Im Sommer dieses Jahres legte McInroys Thinktank Centre For Local Economic Strategies (CLES) eine Analyse darüber vor, was sich in Preston seit Start des Programms getan hat: 18 Prozent der von den „Anker-Institutionen“ investierten Gelder gingen inzwischen in die Wirtschaft der Stadt. In den Jahren 2012 und 2013 waren es 38,3 Millionen Pfund, fünf Jahre später bereits 112,3 Millionen Pfund. Sogar fast 80 Prozent der Gelder werden nun in Lancashire ausgegeben.

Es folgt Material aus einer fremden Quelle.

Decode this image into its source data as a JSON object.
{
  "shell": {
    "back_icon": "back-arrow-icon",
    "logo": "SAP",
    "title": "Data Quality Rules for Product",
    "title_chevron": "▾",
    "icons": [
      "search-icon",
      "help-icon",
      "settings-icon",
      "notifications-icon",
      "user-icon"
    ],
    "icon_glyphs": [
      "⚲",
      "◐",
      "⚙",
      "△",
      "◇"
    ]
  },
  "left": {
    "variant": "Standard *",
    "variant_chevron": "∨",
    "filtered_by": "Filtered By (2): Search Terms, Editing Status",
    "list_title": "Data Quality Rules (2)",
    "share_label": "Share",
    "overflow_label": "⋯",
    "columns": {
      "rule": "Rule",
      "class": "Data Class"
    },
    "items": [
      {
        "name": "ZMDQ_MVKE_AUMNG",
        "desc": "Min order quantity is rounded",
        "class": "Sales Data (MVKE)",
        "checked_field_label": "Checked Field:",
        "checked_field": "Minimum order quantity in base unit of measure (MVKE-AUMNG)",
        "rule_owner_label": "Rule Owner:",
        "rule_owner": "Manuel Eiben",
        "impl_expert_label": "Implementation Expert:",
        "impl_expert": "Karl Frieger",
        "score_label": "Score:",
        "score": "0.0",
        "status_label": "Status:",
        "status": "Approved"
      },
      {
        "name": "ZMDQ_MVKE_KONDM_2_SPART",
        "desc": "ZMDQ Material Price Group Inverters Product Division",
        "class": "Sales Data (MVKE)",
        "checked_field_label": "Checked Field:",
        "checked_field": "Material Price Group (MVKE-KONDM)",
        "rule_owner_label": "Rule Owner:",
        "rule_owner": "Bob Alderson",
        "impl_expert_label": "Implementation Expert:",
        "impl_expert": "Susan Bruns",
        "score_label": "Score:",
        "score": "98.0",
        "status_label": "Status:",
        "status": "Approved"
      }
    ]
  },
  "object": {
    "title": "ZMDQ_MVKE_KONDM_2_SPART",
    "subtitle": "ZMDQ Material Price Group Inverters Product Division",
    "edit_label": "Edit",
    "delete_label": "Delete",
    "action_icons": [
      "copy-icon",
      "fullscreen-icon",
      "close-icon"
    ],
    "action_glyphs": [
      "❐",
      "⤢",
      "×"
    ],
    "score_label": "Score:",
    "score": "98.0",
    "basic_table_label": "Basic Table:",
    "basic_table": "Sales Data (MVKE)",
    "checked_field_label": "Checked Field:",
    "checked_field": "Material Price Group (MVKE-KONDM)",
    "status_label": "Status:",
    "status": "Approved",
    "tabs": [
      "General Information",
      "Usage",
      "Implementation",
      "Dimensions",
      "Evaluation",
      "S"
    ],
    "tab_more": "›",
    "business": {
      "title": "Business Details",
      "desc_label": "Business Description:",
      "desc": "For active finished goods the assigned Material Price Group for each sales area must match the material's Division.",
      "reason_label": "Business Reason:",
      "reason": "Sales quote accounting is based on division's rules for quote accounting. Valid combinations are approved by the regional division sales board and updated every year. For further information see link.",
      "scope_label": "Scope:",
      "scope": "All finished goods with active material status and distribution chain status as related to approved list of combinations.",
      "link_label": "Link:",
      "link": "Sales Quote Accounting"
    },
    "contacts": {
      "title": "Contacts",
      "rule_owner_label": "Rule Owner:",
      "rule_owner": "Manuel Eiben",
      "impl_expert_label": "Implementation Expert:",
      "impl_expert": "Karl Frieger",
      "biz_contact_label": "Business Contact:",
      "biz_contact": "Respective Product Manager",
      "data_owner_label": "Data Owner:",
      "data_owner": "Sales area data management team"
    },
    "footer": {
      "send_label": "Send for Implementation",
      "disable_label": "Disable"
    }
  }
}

Anstatt Geld am Kapitalmarkt anzulegen, investierte der Pensionsfonds der Stadt 100 Millionen Pfund in die lokale Wirtschaft. Unter anderem um das ehrwürdige Park Hotel aus dem Jahr 1883 wieder in Betrieb zu nehmen und leistbare Appartments für Studierende zu bauen. Die Zutaten für das Essen in den Schulkantinen kommen nun von Höfen in Familienbesitz.

Prestons neue Markthalle: Starbucks bleibt draußen

Und auch das Stadtzentrum wurde inzwischen erneuert. Allerdings nicht nach den Plänen von 2011, die vor allem auf große Handelsketten abzielten. „Es gibt jetzt eine neue Markthalle mit lokal ansässigen Geschäften und Produkten aus der Region“, sagt McInroy. Exemplarisch: An sechs verschiedenen Ständen kann man sich dort einen Kaffee kaufen, aber eine Filiale der drei namhaftesten Kaffeehausketten der Welt findet man nicht.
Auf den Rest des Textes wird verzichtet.